Nucleic Acids Res. 2010 Apr;38(6):e86. doi: 10.1093/nar/gkp1158. Epub 2009 Dec 11.
10
seeMotif: exploring and visualizing sequence motifs in 3D structures.seeMotif:探索和可视化三维结构中的序列基序
Nucleic Acids Res. 2009 Jul;37(Web Server issue):W552-8. doi: 10.1093/nar/gkp439. Epub 2009 May 28.

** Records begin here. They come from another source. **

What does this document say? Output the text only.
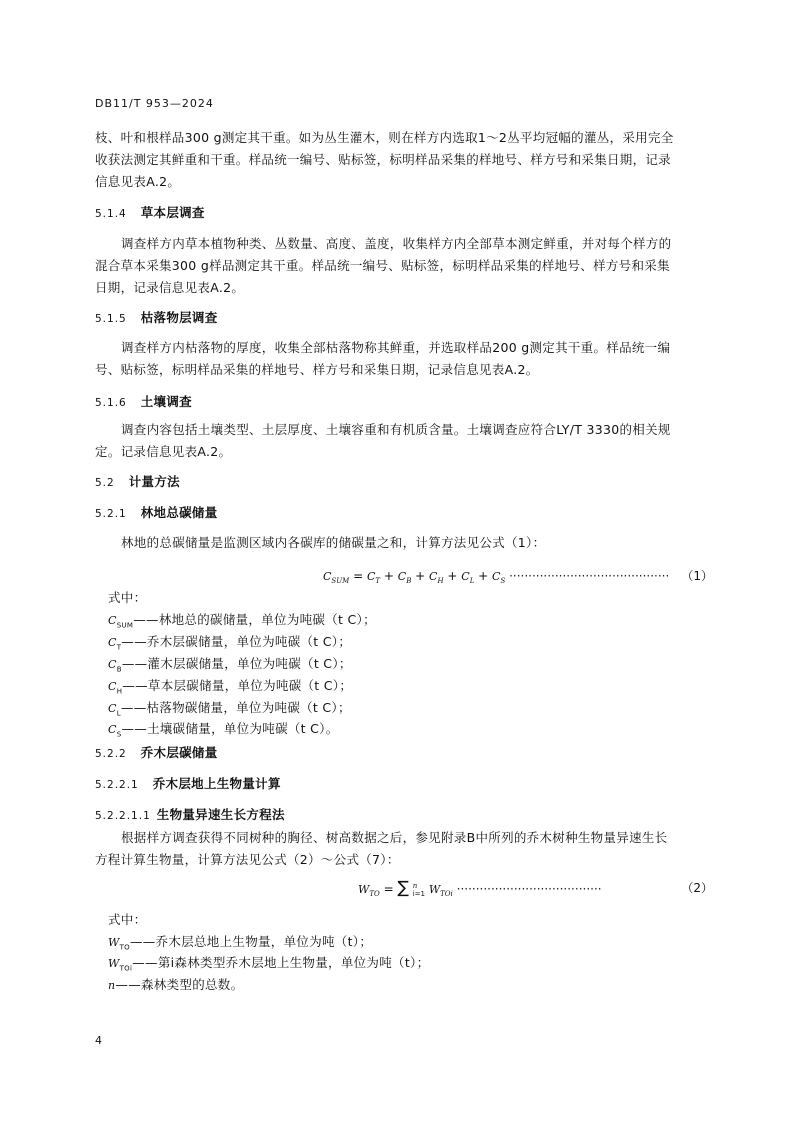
DB11/T 953—2024
枝、叶和根样品300 g测定其干重。如为丛生灌木，则在样方内选取1～2丛平均冠幅的灌丛，采用完全
收获法测定其鲜重和干重。样品统一编号、贴标签，标明样品采集的样地号、样方号和采集日期，记录
信息见表A.2。
5.1.4 草本层调查
调查样方内草本植物种类、丛数量、高度、盖度，收集样方内全部草本测定鲜重，并对每个样方的
混合草本采集300 g样品测定其干重。样品统一编号、贴标签，标明样品采集的样地号、样方号和采集
日期，记录信息见表A.2。
5.1.5 枯落物层调查
调查样方内枯落物的厚度，收集全部枯落物称其鲜重，并选取样品200 g测定其干重。样品统一编
号、贴标签，标明样品采集的样地号、样方号和采集日期，记录信息见表A.2。
5.1.6 土壤调查
调查内容包括土壤类型、土层厚度、土壤容重和有机质含量。土壤调查应符合LY/T 3330的相关规
定。记录信息见表A.2。
5.2 计量方法
5.2.1 林地总碳储量
林地的总碳储量是监测区域内各碳库的储碳量之和，计算方法见公式（1）：
$C_{SUM} = C_T + C_B + C_H + C_L + C_S$ ·········································· （1）
式中：
$C_{SUM}——$林地总的碳储量，单位为吨碳（t C）；
$C_T——$乔木层碳储量，单位为吨碳（t C）；
$C_B——$灌木层碳储量，单位为吨碳（t C）；
$C_H——$草本层碳储量，单位为吨碳（t C）；
$C_L——$枯落物碳储量，单位为吨碳（t C）；
$C_S——$土壤碳储量，单位为吨碳（t C）。
5.2.2 乔木层碳储量
5.2.2.1 乔木层地上生物量计算
5.2.2.1.1 生物量异速生长方程法
根据样方调查获得不同树种的胸径、树高数据之后，参见附录B中所列的乔木树种生物量异速生长
方程计算生物量，计算方法见公式（2）～公式（7）：
$W_{TO}$ = ∑ n
i=1 $W_{TOi}$ ······································	（2）
式中：
$W_{TO}——$乔木层总地上生物量，单位为吨（t）；
$W_{TOi}——$第i森林类型乔木层地上生物量，单位为吨（t）；
n——森林类型的总数。
4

Cd-hit:一个用于对大量蛋白质或核苷酸序列进行聚类和比较的快速程序。
Bioinformatics. 2006 Jul 1;22(13):1658-9. doi: 10.1093/bioinformatics/btl158. Epub 2006 May 26.
4
Predicting protein interaction sites: binding hot-spots in protein-protein and protein-ligand interfaces.预测蛋白质相互作用位点:蛋白质-蛋白质和蛋白质-配体界面中的结合热点
Bioinformatics. 2006 Jun 1;22(11):1335-42. doi: 10.1093/bioinformatics/btl079. Epub 2006 Mar 7.
5
Probabilistic model of the human protein-protein interaction network.人类蛋白质-蛋白质相互作用网络的概率模型
Nat Biotechnol. 2005 Aug;23(8):951-9. doi: 10.1038/nbt1103.
6
Protein-Protein Docking Benchmark 2.0: an update.蛋白质-蛋白质对接基准2.0:更新版
Proteins. 2005 Aug 1;60(2):214-6. doi: 10.1002/prot.20560.
7
ConSurf 2005: the projection of evolutionary conservation scores of residues on protein structures.ConSurf 2005:蛋白质结构上残基进化保守性得分的投影
Nucleic Acids Res. 2005 Jul 1;33(Web Server issue):W299-302. doi: 10.1093/nar/gki370.
8
SCANMOT: searching for similar sequences using a simultaneous scan of multiple sequence motifs.SCANMOT:通过同时扫描多个序列基序来搜索相似序列。
Nucleic Acids Res. 2005 Jul 1;33(Web Server issue):W274-6. doi: 10.1093/nar/gki493.
9
An evolution based classifier for prediction of protein interfaces without using protein structures.一种无需使用蛋白质结构即可预测蛋白质界面的基于进化的分类器。
Bioinformatics. 2005 May 15;21(10):2496-501. doi: 10.1093/bioinformatics/bti340. Epub 2005 Feb 22.
10
Hot regions in protein--protein interactions: the organization and contribution of structurally conserved hot spot residues.蛋白质-蛋白质相互作用中的热点区域:结构保守热点残基的组织与贡献
J Mol Biol. 2005 Feb 4;345(5):1281-94. doi: 10.1016/j.jmb.2004.10.077. Epub 2004 Dec 2.